Most people often criticize that the human resources that do well in the theoretical subjects in the colleges are unable to perform when it comes to working in the field. They look upon the human resources market with a question mark and distrust. Some question the colleges and their syllabi for the output without enough information.
Arun Gupto is an author and a professor. He is currently the Principal of the Institute of Advanced Communication, Education and Research (IACER), Kathmandu. Prior to this, he was an English Professor at Tribhuvan University. Gupto did his Ph.D in English Literature from Tribhuvan University. He has a double Master’s degree in English Literature from Tribhuwan University in 1984 and again from Drew University, USA in 1994. He has published numerous books, book chapters, and articles including his popular work, “Goddess of Kathmandu Valley”. And undoubtedly has had a close involvement in the progress of the education field. To know how much truth exists in the criticism about skilled human resources, we talked to him about his involvement with IACER, IACER’s contribution in the production of skilled manpower, and the overall education system in Nepal. Excerpt:
What types of human resources is the college producing? And how is the college making sure that they are qualified?
I rarely like the term “resources” when we talk about human resources in relation to education. The term limits the scope of education, particularly higher education because along with humans as capital which the term resources suggest, educational institutions prepare intellectuals as thinkers, advisers, planners who may be historians, sociologists, humanists, physicists, pedagogues, and so on.
IACER has two higher education programs and we offer courses that prepare students for further research. It gears up with the modern educational idea that for specialized research, both doctoral or other, you must have an interdisciplinary perspective. All specialization begins with an interdisciplinary vision. Our idea of qualification is related to how students gain ‘as much knowledge as possible’ in a limited semester programs about the Humanities and Social Sciences, it’s content and methodologies, so as to venture for specialized research.

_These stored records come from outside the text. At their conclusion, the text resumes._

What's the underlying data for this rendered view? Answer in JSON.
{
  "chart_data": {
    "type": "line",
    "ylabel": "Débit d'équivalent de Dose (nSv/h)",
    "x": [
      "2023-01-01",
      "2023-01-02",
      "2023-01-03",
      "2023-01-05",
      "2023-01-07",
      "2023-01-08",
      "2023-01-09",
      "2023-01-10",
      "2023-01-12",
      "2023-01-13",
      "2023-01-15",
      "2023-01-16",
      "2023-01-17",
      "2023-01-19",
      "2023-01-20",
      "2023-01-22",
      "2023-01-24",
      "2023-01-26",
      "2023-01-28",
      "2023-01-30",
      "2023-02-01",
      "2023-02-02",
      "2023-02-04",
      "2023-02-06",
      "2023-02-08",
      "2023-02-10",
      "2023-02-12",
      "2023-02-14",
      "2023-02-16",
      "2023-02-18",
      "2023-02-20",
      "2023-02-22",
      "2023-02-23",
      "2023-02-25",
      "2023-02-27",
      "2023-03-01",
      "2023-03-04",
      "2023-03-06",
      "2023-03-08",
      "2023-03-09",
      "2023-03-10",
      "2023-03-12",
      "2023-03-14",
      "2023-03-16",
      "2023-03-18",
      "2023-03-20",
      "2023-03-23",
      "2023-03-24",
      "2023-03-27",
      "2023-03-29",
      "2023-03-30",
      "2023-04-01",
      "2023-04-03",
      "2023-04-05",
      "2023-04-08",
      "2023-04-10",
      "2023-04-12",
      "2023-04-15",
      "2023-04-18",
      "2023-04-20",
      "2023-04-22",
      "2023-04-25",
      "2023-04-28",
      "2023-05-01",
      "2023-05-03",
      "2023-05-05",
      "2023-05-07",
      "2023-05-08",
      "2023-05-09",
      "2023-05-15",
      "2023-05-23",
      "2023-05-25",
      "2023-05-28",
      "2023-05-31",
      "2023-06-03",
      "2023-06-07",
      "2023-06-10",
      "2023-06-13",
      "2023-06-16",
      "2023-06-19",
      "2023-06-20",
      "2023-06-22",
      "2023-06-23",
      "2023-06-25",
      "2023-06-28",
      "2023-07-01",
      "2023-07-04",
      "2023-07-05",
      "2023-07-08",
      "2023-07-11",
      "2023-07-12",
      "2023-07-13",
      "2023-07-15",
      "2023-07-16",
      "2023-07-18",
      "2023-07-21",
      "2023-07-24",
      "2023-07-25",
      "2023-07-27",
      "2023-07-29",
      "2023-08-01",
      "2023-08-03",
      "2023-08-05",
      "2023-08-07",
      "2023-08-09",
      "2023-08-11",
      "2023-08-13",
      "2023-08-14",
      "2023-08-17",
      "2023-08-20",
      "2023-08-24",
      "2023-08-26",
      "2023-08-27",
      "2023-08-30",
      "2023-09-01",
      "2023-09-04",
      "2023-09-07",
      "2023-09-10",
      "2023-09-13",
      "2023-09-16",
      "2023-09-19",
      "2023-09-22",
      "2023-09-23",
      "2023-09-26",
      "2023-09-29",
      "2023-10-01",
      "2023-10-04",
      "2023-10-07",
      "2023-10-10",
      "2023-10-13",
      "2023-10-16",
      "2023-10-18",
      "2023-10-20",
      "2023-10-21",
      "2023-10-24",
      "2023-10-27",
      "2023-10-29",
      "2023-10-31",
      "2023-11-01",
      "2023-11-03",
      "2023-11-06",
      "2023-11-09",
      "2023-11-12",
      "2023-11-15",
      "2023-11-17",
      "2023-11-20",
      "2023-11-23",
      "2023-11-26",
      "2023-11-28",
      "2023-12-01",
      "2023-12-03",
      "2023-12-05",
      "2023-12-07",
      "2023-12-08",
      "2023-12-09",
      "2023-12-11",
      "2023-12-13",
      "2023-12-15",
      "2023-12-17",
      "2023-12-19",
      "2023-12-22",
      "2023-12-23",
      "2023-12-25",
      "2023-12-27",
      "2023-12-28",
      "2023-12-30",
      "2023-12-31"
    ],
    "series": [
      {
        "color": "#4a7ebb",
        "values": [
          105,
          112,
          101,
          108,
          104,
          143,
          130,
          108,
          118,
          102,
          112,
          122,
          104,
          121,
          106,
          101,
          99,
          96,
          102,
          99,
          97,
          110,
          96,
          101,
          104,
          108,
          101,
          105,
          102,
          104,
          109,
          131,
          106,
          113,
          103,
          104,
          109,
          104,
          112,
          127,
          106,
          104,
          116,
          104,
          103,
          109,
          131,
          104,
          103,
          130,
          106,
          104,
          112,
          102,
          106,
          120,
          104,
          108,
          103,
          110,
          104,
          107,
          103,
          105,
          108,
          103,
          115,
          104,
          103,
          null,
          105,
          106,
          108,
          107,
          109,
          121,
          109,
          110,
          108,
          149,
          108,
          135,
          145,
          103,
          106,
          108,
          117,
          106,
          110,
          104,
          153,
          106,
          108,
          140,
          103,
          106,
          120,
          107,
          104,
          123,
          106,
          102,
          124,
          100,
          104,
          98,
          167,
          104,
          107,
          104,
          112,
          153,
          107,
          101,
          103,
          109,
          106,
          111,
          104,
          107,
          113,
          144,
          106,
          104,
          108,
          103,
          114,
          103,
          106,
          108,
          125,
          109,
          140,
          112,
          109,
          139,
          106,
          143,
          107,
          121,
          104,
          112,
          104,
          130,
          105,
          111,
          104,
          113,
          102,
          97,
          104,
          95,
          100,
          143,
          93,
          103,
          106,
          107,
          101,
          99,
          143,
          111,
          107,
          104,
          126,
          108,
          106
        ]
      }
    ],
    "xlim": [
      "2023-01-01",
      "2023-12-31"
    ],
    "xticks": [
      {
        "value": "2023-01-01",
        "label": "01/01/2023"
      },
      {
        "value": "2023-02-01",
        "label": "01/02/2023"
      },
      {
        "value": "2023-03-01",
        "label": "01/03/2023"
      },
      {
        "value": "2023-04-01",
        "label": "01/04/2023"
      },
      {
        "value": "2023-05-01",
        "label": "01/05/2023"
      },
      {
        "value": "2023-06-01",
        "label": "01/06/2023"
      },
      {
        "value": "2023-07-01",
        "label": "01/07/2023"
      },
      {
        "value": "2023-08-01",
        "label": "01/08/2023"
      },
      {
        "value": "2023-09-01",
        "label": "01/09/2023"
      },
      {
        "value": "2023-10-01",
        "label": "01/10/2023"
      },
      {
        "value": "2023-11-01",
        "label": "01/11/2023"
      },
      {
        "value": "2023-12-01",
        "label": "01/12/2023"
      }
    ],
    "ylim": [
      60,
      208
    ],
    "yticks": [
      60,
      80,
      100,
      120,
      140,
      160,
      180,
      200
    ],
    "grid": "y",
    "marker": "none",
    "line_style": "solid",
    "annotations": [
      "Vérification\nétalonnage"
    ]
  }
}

What kind of (soft) skills do the college prioritizes for students?
If critical thinking were considered as skill or soft skill, which it is, and not entirely necessary, we prepare students to be critical scholars, logical planner, argumentative thinkers, along with developing sensitivity as cultured citizens. Generally, syllabi are designed to make students work in a ‘real-world situation’, but university syllabi are not necessarily designed to send students to fit in job markets. Fitting into the real world situation is not the sole purpose of education. It is so because we cannot comfortably define what the real-world situation is. Is it getting a job or just being a critically good, sensitive Nepali? There, however, are university programs that try to prepare students to be successful as lawyers, teachers, doctors, engineers and so on.
There is a gap in the demand and supply regarding the qualified human resources market. How is the college making sure that the manpower produce is meeting the demand?
IACER students are mostly teachers and they look for teaching jobs too. Most of our students are successful teachers but they have to look for jobs outside of Kathmandu too. Moving out provides more scopes in teaching. We try to connect with schools and colleges for job placements. We have to be professionally planning about job placements as management schools do.
How has the response been of organizations hiring the students/manpower produced from the college?
As I said, students going for teaching jobs have performed very successfully. Many opt for media jobs also. In these areas, there are many students who have been professionally successful. English graduates are successful in getting teaching jobs. It is because English education is compulsory in schools and colleges and we need teachers.
In order to better or minimize the gap, we have today in the human resources market. What kind of steps can we take to improve it? What is the college doing for the scenario?
Job placements cannot be the sole responsibility of colleges and universities. If the college aims the courses and programs at job placements too, educational planning should think about such connectivity. But neither government nor educational institutions can sit and plan in their offices unless they encourage a regular team of researchers to do extensive research in this area. I do not see such research is done in, for instance, English or Physics departments. They all focus on disciplinary research and are very departmentally oriented. But leading universities in the world focus on community-oriented researches also, even departments like Chemistry, Psychology, English, and History, etc. should have such community-oriented research. Departmental researches focus a lot on the course, though they are obviously necessary. But the idea of the university is very broad and is larger than 5-year planning.